UniProt column | Type | Required | VSM entry/match object property | Notes
:---:|:---:|:---:|:---:|:---: Entry | String | YES | id | the full URL of the UniProt ID FUNCTION [CC] | String | NO | descr | The protein's function Protein names | String | NO? | str,terms[i].str | Recommended and alternative names for the protein Gene names | String | NO | z.genes | An array of gene names Organism | String | NO | z.species | The organism this protein was found Status | String | NO | z.status | Is the protein information reviewed, unreviewed, deleted (obsolete), etc. Entry name | String | YES | z.entry | A UniProt-specific ID for the entry, e.g. VPS73_YEAST Annotation | String | NO | z.score | Annotation score, a quality index for the protein information (e.g. '4 out of 5')
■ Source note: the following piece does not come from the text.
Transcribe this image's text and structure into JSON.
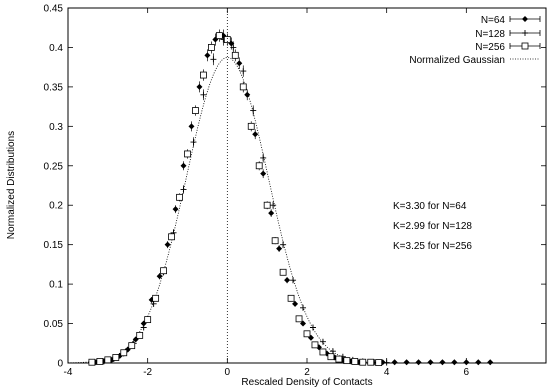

Note that the above mapping describes what we as developers thought as the most reasonable. There is though a global option optimap that you can pass to the DictionaryUniProt object, which optimizes the above mapping for curator clarity and use. The default value is true and what changes in the mapping table above (which is the mapping for optimap: false actually) is that the VSM's str entry/match object property takes the value of the Entry name. The reason behind this is that the Entry name is always different for every returned result (UniProt's internal id) and thus distinguishable, whereas in the original mapping the first protein name (which was used as str) is not.

Map UniProt to Match VSM object

This specification relates to the function:
getEntryMatchesForString(str, options, cb)

Firstly, if the options.filter.dictID is properly defined and in the list of dictIDs the https://www.uniprot.org dictID is not included, then an empty array of match objects is returned.

Otherwise, an example of a URL string that is being built and send to UniProt's REST API when requesting for tp53, is:

https://www.uniprot.org/uniprot/?query=tp53&columns=id%2Ccomment%28FUNCTION%29%2Cprotein%20names%2Cgenes%2Corganism%2Creviewed%2Centry%20name%2Cannotation%20score&sort=score&limit=20&offset=0&format=tab

The columns requested are the same as in the getEntries(options, cb) case as well as the mapping shown in the table above. Queries requesting for string matches always return results sorted based on an internal, UniProt-specific score value (note the sort=score in the URL). This practically ensures that the most requested and best-quality results will be the ones returned first and they are the same as what you would expect when searching a term in the the main search box of the UniProt website: https://www.uniprot.org/uniprot/?query=tp53&sort=score.

For the limit and offset parameters the same things apply as in the getEntries specification. No sorting whatsoever is done on the client after the results are returned from UniProt's REST API.

License

This project is licensed under the AGPL license - see LICENSE.md.